Mais High Life est un Solaris où la sexualité aurait supplanté la métaphysique. Seul principe de vie, à la place de l’âme : la pulsion. Le protocole originel d’expériences sur la reproduction dans l’espace a viré à d’humiliants rituels érotiques infligés aux hommes par la scientifique. Entre l’onanisme organisé, l’abstinence rebelle de l’un et la violence sexuelle des autres, la cinéaste retrouve tout son art transgressif. L’évidence que les personnages ne pourront plus revenir sur Terre lui permet aussi d’interroger, comme in vitro, les tabous et la morale — chancelante en l’occurrence.
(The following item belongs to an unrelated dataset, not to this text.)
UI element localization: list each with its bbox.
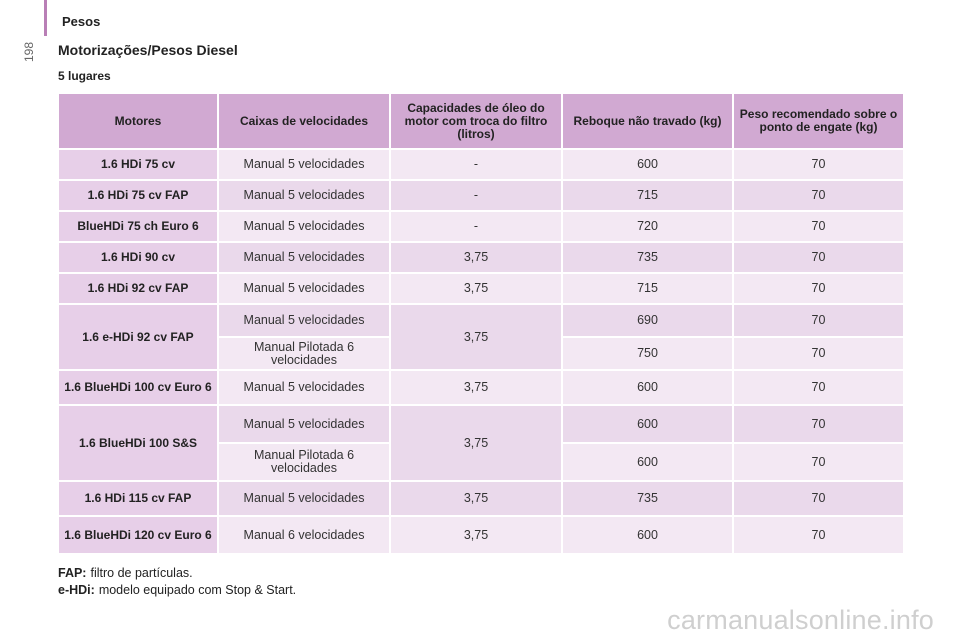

Dans le dernier mouvement, l’enfant née à bord est devenue une jeune fille, qui n’a connu et ne connaîtra qu’un seul homme, son père… Ce tête-à-tête en huis clos, à la fois autosuffisant et plein de désirs impossibles, fait culminer le trouble, avec le néant en ligne de mire. Tableau stylisé d’une humanité au pied du mur, sans idéal ni espérance, High Life est un vrai film de mise en scène, totalement fascinant. — Louis Guichard

Contre
Le concept, fumeux, l’emporte sur l’organique. On ne voit que les coutures, les intentions, la volonté de faire sens : en un mot l’ambition, colossale, de revisiter le space opera, genre propice aux délires extrêmes. Claire Denis déconstruit le récit pour mieux dissimuler l’absence d’enjeux narratifs — ça commence par la fin et progresse ensuite à coups de retours en arrière. Persuadée que son talent et ses provocations gore ou sexuelles suffisent à tenir le spectateur en éveil, la cinéaste ne se donne pas la peine de construire ses personnages. Juliette Binoche, qui brillait dans le précédent film de Claire Denis, Un beau soleil intérieur, se livre à un numéro grand-guignolesque de Dr Frankenstein de la PMA et chamane du sperme, sans parvenir à être autre chose que ridicule. A l’image du film tout entier.